Apr 04, 2009 10:37
Insects buzz through the cool evening’s air and the leaves from the willow tree rustle in a soft breeze. The only thing that disturbs the silence is a high-pitched, girl's voice singing. Her hair disheveled, leaves and branches and even an odd dead flower tangled in her hair and the edge of her gown is already caked in mud. She doesn't seem to notice.
"For to see mad Tom of Bedlam," Ophelia sings, "Ten thousand years I'll travel." Her gown catches on a branch and rips, leaving a bit of fabric behind. "Mad Maudlin goes on dirty toes for to save her shoes from gravel."
She draws closer to the water but doesn't stop at the edge. She lost a shoe somewhere along the way. It's so pretty out here. Would it be that bad to go into the water? No. It couldn't be. Her toes dip into the river and her feet sink into the mud. Her gown quickly becomes heavy with the water it soaks up.

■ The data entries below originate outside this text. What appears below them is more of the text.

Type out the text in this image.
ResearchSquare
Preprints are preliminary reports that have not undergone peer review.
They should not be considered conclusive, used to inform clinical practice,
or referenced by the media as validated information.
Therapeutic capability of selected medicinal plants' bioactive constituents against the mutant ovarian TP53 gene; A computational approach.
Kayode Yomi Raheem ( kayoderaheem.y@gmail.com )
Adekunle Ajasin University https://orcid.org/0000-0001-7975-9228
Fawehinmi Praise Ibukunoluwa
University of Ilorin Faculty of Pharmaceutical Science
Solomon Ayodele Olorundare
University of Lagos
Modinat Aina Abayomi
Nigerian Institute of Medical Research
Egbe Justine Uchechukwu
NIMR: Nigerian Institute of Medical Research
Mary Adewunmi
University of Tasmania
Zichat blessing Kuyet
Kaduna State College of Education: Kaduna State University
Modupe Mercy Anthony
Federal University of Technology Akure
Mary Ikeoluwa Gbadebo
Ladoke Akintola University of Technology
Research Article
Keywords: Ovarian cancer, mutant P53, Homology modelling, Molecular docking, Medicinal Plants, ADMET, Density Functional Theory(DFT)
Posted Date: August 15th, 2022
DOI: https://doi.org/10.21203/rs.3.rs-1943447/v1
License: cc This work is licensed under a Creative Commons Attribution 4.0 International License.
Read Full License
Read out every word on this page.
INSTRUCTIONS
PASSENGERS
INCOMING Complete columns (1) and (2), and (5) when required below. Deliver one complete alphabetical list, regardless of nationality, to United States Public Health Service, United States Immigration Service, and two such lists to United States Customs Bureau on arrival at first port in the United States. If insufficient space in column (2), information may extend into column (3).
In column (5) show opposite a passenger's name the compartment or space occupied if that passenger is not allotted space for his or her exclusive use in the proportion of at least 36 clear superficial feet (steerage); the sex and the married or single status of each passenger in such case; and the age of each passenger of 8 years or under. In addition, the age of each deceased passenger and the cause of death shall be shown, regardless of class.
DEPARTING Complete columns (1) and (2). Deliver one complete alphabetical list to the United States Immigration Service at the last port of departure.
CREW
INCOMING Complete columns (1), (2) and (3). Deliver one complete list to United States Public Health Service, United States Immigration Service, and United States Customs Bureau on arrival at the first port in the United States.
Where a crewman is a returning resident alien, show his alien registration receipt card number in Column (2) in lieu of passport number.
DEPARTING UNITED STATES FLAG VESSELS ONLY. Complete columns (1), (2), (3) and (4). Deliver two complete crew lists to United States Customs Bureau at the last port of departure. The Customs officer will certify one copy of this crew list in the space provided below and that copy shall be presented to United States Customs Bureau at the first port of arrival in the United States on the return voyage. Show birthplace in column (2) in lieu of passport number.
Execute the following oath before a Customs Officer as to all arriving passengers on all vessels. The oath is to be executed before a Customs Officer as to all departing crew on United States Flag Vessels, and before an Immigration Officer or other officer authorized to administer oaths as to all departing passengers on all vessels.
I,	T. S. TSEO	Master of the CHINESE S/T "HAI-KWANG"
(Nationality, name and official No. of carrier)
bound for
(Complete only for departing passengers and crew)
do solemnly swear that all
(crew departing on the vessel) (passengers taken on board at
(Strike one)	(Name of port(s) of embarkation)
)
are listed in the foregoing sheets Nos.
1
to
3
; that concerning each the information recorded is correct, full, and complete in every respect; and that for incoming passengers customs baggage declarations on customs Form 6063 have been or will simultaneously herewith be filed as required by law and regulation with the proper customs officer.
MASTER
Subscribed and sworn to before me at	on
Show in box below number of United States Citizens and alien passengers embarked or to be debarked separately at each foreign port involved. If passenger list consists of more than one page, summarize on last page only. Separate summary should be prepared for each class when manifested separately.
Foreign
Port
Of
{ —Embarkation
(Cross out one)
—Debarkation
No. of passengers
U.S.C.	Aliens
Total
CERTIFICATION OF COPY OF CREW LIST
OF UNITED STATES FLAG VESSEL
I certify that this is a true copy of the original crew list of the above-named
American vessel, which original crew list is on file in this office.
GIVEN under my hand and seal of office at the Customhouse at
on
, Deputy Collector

The world shifts. It shifts and goes wrong, all wrong. Even Ophelia knows it. She loses her balance and falls into the water. For a moment everything is dark. Even darker then the long, cold nights in the winter. She can't breathe and it scares her. She can't feel anything. It only lasts for a second, maybe two and she breaks the surface again with a loud gasp.
She's in the shallows, but the ground below her feels wrong.
Wait. Scratch that. Everything feels wrong. It smells different and it looks different.
"He's dead and gone lady, dead and gone."
She should really, probably, make an effort to get out of the water. People probably wouldn't take too kindly to a teenager looking like she came running from the Renaissance Fair sitting in the Buckingham Fountain.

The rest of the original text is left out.